1769-08-30, de Voltaire [François Marie Arouet] à Charles Augustin Feriol, comte d'Argental.

Mon cher ange, j'ai été un peu malade, je ne suis pas de fer comme vous savez; c'est ce qui fait que je ne vous ai pas remercié plutôt de vôtre dernière Lettre.

Le jeune auteur des Guêbres m'est venu trouver; il a beaucoup ajouté à son ouvrage, et j'ai été assez content de ce qu'il a fait de nouveau. Mais tous ses soins et toute sa sagesse ne désarmeront probablement pas les prêtres de Pluton. On était prêt de jouer cette pièce à Lyon, la seule crainte de l'archevêque qui n'est pourtant qu'un prêtre de Vénus, a rendu les empressements des comédiens inutiles. L'intendant veut la faire jouer à sa campagne; je ne sais pas encor ce qui en arrivera. Il se trouve par une fatalité singulière que ce n'est pas la prêtraille que nous avons à combattre dans cette occasion, mais les ennemis de cette prêtraille qui craignent de trop offenser leurs ennemis.
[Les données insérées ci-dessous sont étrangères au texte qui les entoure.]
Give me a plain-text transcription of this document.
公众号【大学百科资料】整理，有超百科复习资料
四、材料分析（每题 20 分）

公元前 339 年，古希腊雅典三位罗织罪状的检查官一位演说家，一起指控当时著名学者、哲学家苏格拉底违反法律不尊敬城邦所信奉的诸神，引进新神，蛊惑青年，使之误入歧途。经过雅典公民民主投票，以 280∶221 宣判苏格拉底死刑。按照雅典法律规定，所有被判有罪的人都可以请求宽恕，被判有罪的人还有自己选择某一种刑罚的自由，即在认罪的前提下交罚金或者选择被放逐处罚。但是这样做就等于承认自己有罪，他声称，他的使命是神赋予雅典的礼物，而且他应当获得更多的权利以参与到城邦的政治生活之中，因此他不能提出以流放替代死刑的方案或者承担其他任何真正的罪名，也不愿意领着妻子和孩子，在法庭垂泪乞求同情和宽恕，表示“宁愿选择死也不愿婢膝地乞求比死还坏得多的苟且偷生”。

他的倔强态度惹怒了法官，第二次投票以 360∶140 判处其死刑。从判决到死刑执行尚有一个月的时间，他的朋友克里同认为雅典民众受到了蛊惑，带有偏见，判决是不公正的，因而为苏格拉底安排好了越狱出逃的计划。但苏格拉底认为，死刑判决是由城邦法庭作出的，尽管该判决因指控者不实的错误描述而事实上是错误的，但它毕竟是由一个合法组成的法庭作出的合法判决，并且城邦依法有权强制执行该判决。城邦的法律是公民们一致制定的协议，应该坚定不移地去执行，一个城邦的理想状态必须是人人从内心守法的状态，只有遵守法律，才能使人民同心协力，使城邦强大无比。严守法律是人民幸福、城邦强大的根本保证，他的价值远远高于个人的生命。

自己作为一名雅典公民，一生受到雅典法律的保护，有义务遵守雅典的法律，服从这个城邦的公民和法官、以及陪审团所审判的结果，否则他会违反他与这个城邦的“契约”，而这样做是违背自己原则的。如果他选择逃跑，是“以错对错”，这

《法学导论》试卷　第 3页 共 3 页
J'ai écrit à mr le mal de Richelieu pour le prier de faire mettre les Scythes sur la Liste de Fontainebleau. Les Scythes ne valent pas les Guêbres, il s'en faut beaucoup; mais tels qu'ils sont ils pouront être utiles à Le Kain, et lui fournir trois ou quatre représentations à Paris.

Je me flatte que la rage de m'attribuer ce que je n'ai pas fait est un peu diminuée.

Je ne me mêle point de l'affaire de Martin. Elle n'est que trop vraie, quoi qu'en dise mon gros petit neveu qui a compulsé les registres de la Tournelle de cette année aulieu de ceux de 1767. Mais j'ai bien assez des Sirven sans me mêler des Martin. Je ne peux pas être le Donquichote de tous les roués et de tous les pendus. Je ne vois de tous côtés que les injustices les plus barbares; Lally et son baillon, Sirven, Calas, Martin, Le chevalier de La Barre se présentent quelquefois à moi dans mes rêves. On croit que nôtre siècle n'est que ridicule, il est horrible. La nation passe un peu pour être une jolie troupe de singes, mais parmi ces singes il y a des Tigres, et il y en a toujours eu. J'ai toujours la fièvre le 24 du mois d'auguste, que les barbares Welches nomment aoust. Vous savez que c'est le jour de la st Barthelemi, mais je tombe en défaillance le 14 May où l'esprit de la Ligue catholique qui dominait encor dans la moitié de la France assassina Henri 4 par les mains d'un révérend père feuillant. Cependant les Français dansent comme si de rien n'était.

Vous me demandez ce que c'est que l'avanture du Pape et de la perruque. C'est que mon ex-jesuite Adam voulait me dire la messe en perruque pour ne pas s'enrhumer, et que j'ai demandé cette permission au Pape, qui me l'a accordée. Mais l'Evêque qui est une tête à perruque est venu à la traverse et il ne tient qu'à moi de lui faire un procez en cour de Rome, ce qu'assurément je ne ferai pas.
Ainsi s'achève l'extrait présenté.